The level of need for life insurance

John (40) and Kristin (38) are the married parents of two young children (ages 6 and 8). John is employed in the financial services industry with an stable annual salary of $250,000. Kristin has chosen to leave her career as a pharmacist temporarily to be at home with their young children. John and Kristin have different levels of risk tolerance. John tends to be a riskier investor and Kristin is by far more conservative. The family has no outstanding debt outside of a mortgage on their primary residence. The outstanding mortgage balance totals $190,000 against a fair market value of the home of $320,000. Their liquid assets consist of jointly held bank deposits ($15,000), mutual fund ($55,000) and combined retirement assets of $120,000 (john $85,000 and Kristin $35,000) . The only life insurance they own is a one year term policy on John through his employer that covers 2x his base salary. Kristin does not carry any life insurance.

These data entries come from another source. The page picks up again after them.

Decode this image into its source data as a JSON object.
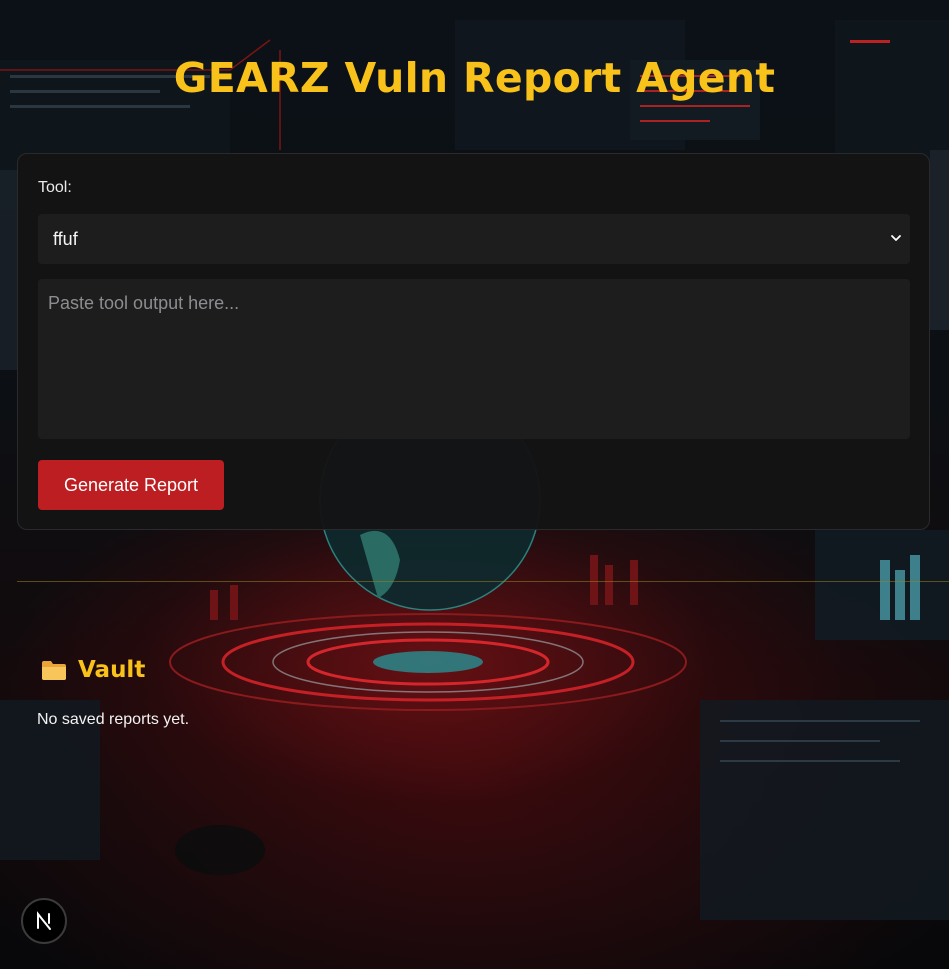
{
  "app": {
    "title": "GEARZ Vuln Report Agent"
  },
  "form": {
    "tool_label": "Tool:",
    "tool_selected": "ffuf",
    "output_placeholder": "Paste tool output here...",
    "output_value": "",
    "generate_label": "Generate Report"
  },
  "vault": {
    "icon": "folder-icon",
    "title": "Vault",
    "empty_message": "No saved reports yet."
  },
  "badge": {
    "icon": "nextjs-logo-icon",
    "letter": "N"
  },
  "colors": {
    "accent": "#f9c21a",
    "primary_button": "#bd1e21",
    "panel": "#141415",
    "background": "#07090c"
  }
}
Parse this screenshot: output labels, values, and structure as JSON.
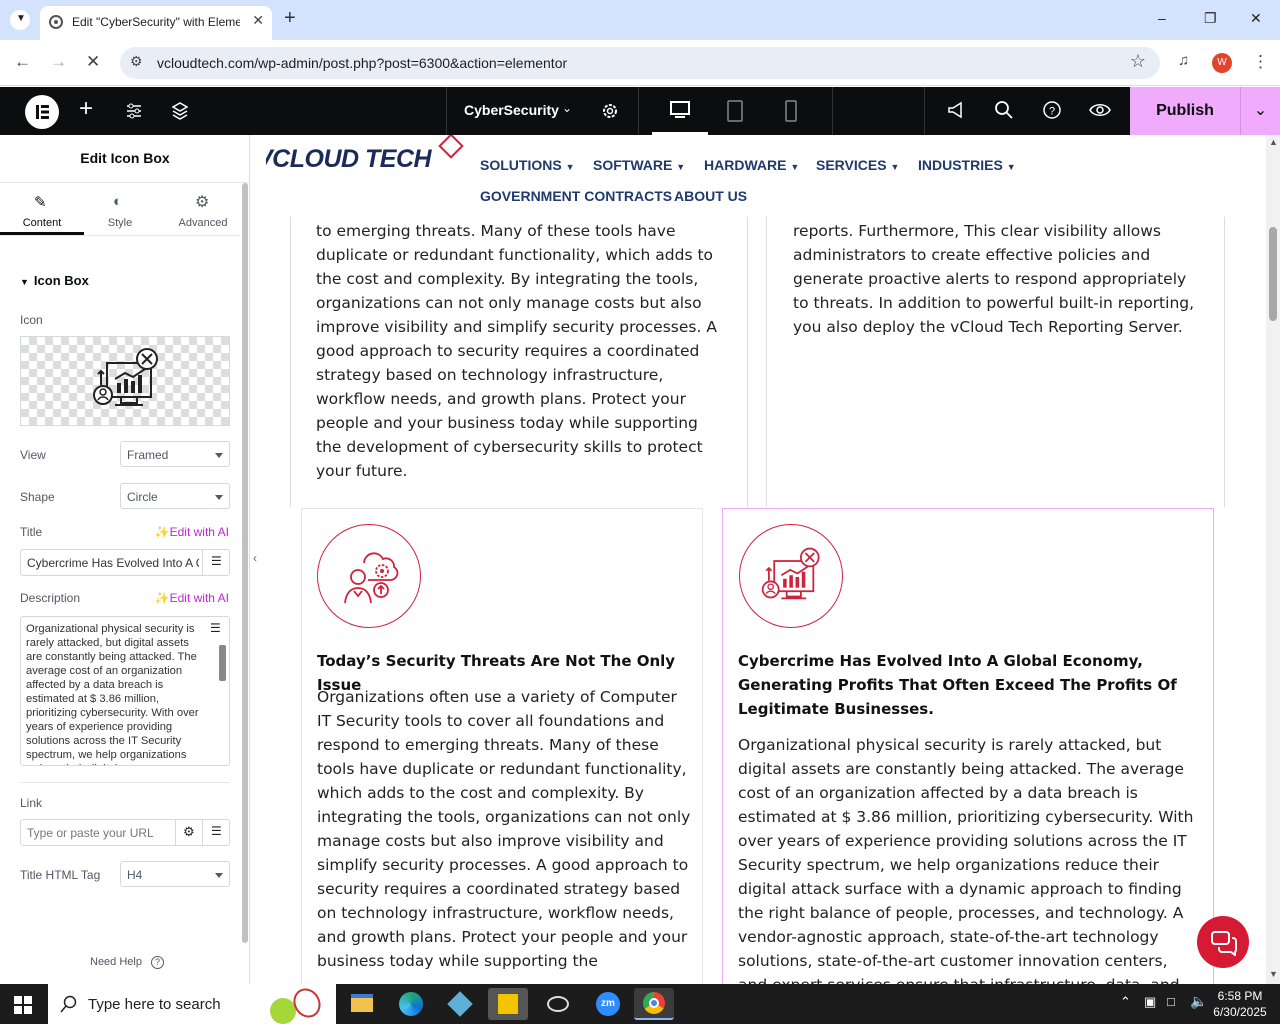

The family spends roughly 37% of John's base salary on taxes, etc with the remainder used to provide for their family. They plan to retire at age 67. Assume a 5% opportunity cost in any analysis.

Kristin and John's goals are to provide enough life insurance in the event of his premature death to provide for their children to age 18 and to provide some funds for their college education ($300,000 in total for both kids).

Determine the “family type” John and Kristin represents and discuss the level of need for life insurance given this family type. Calculate the amount of insurance they should obtain given their personal information and goals as noted above using all four methods we discussed in class. Finally, what type of life insurance would you recommend they obtains and why?